Xiaomi’s meteoric growth has slowed, to just over 14 million units shipped, a 1% decline on shipments compared to this time last year. Lenovo is estimated to have suffered a similar drop, shipping 15.9 smartphones this quarter.

Several vendors without a strong base in China are also suffering, Juniper says. Microsoft has posted its worst ever quarter for Lumia sales, at only 2.3 million units shipped. Similarly, Sony has experienced a 57% YoY decline, partly due to focusing on profitability over volume, but also due to the slowing market, Juniper says.
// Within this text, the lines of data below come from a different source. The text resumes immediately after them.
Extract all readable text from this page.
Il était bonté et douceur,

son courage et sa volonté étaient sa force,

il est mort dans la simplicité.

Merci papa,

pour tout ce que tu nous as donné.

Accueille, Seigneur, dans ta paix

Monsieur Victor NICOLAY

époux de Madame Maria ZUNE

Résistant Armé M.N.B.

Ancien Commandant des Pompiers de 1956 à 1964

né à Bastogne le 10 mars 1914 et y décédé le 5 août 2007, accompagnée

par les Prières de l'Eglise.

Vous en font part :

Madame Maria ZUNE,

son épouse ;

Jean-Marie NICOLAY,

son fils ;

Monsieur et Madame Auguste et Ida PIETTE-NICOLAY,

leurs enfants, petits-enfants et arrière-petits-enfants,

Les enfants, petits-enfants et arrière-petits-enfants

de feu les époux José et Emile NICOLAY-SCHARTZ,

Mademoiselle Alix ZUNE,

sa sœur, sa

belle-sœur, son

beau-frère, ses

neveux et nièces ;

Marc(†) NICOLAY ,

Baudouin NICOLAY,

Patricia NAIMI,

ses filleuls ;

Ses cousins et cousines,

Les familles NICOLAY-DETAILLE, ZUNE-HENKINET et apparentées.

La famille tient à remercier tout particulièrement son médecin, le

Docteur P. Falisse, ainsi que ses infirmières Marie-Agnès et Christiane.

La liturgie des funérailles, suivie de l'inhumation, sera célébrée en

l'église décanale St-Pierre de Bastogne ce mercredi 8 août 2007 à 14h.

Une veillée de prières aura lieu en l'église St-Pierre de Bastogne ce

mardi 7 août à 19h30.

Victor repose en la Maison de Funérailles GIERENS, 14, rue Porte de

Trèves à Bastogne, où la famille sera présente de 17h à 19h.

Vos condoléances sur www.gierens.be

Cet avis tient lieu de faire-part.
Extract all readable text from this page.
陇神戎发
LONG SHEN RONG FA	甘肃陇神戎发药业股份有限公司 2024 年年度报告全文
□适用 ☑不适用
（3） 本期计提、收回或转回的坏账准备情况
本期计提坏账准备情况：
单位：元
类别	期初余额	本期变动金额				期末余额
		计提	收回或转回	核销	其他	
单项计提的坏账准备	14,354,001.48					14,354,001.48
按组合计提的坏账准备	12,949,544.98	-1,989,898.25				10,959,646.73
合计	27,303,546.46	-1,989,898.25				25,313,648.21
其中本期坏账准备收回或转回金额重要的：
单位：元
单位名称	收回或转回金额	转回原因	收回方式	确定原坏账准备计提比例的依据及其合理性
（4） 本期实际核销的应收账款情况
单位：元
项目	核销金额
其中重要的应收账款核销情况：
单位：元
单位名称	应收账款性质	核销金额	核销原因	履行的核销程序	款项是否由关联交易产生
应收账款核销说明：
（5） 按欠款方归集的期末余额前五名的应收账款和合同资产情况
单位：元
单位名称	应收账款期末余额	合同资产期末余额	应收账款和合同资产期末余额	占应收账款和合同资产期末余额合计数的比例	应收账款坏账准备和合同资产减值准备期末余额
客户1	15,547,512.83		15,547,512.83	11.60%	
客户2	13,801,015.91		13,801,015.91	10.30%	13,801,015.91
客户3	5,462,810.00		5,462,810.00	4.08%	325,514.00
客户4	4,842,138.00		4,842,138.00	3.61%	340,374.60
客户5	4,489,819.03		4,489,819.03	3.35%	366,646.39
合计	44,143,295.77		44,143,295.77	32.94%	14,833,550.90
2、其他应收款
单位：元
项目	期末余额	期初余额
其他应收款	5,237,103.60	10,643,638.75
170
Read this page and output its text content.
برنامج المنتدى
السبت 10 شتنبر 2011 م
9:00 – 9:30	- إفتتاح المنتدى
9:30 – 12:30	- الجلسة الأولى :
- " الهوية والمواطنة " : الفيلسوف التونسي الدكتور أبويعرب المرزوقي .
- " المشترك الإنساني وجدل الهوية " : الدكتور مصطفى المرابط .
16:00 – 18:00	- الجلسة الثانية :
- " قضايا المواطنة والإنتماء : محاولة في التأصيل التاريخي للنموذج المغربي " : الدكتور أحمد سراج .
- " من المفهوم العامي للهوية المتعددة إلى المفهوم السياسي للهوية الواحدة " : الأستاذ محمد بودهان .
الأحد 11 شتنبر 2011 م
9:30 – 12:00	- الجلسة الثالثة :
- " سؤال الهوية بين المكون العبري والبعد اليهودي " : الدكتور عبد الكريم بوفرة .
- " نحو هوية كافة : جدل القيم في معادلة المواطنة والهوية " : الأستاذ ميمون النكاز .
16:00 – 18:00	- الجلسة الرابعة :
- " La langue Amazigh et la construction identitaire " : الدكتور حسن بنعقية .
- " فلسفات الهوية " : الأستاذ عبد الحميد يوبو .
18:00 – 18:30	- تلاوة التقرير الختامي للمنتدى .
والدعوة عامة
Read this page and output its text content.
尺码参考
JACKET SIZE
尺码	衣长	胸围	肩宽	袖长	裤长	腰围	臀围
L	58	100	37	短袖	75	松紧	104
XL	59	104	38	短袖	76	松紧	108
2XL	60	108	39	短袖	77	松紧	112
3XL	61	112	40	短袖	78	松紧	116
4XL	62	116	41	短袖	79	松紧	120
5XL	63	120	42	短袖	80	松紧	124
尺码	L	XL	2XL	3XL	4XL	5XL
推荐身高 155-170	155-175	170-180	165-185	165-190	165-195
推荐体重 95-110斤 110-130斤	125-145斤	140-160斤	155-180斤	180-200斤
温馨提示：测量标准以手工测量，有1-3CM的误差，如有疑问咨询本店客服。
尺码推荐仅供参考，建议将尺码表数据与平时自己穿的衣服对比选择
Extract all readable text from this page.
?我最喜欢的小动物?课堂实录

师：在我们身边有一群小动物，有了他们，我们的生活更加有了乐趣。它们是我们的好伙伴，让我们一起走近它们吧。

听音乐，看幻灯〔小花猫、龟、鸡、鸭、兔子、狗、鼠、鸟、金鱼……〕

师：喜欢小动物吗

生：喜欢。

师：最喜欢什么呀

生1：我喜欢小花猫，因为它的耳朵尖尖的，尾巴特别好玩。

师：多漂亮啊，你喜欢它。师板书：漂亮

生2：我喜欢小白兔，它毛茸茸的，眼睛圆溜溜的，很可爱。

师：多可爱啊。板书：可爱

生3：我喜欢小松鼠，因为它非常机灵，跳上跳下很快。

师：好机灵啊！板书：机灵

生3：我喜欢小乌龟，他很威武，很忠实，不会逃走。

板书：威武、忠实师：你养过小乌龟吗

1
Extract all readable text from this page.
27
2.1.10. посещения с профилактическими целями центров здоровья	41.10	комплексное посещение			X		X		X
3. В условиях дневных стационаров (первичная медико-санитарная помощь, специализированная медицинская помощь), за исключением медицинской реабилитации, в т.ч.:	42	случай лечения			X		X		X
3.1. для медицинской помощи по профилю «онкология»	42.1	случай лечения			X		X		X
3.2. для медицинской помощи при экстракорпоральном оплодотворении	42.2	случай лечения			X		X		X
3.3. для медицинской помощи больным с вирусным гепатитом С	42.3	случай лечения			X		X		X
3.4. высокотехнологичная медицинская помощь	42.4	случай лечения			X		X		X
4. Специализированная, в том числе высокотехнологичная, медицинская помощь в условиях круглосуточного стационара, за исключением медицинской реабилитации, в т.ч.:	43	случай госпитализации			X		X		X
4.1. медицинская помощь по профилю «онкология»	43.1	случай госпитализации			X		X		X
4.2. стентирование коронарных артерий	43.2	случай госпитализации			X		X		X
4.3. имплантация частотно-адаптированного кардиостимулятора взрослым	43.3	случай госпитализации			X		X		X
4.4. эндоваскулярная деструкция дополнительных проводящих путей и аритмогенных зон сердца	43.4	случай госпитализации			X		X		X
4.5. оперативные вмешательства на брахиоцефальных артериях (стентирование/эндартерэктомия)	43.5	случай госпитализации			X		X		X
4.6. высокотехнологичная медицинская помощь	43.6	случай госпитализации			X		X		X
A few glimmers of hope for android

Samsung has increased its revenue mix, stabilising its shipments but not giving a strong volume turnaround, at an estimated 83 million units shipped.

Meanwhile, Huawei is continuing its rise, with over 27 million devices shipped.

BlackBerry’s woes continue, with an estimated 53% decline in units shipped, despite a pivot to Android with the Priv. Unless sales pick up in 2016, as more Android devices are released, Juniper anticipates that BlackBerry will exit the smartphone market in the near future.

As the market as a whole slows, smartphone vendors need to adjust to targeting the replacement market, according to Juniper. Large growth in other areas, such as Africa, is unlikely unless there is a dramatic reduction in the ASP (average selling price) of lower-end smartphones, meaning that the market decline will to continue throughout the year.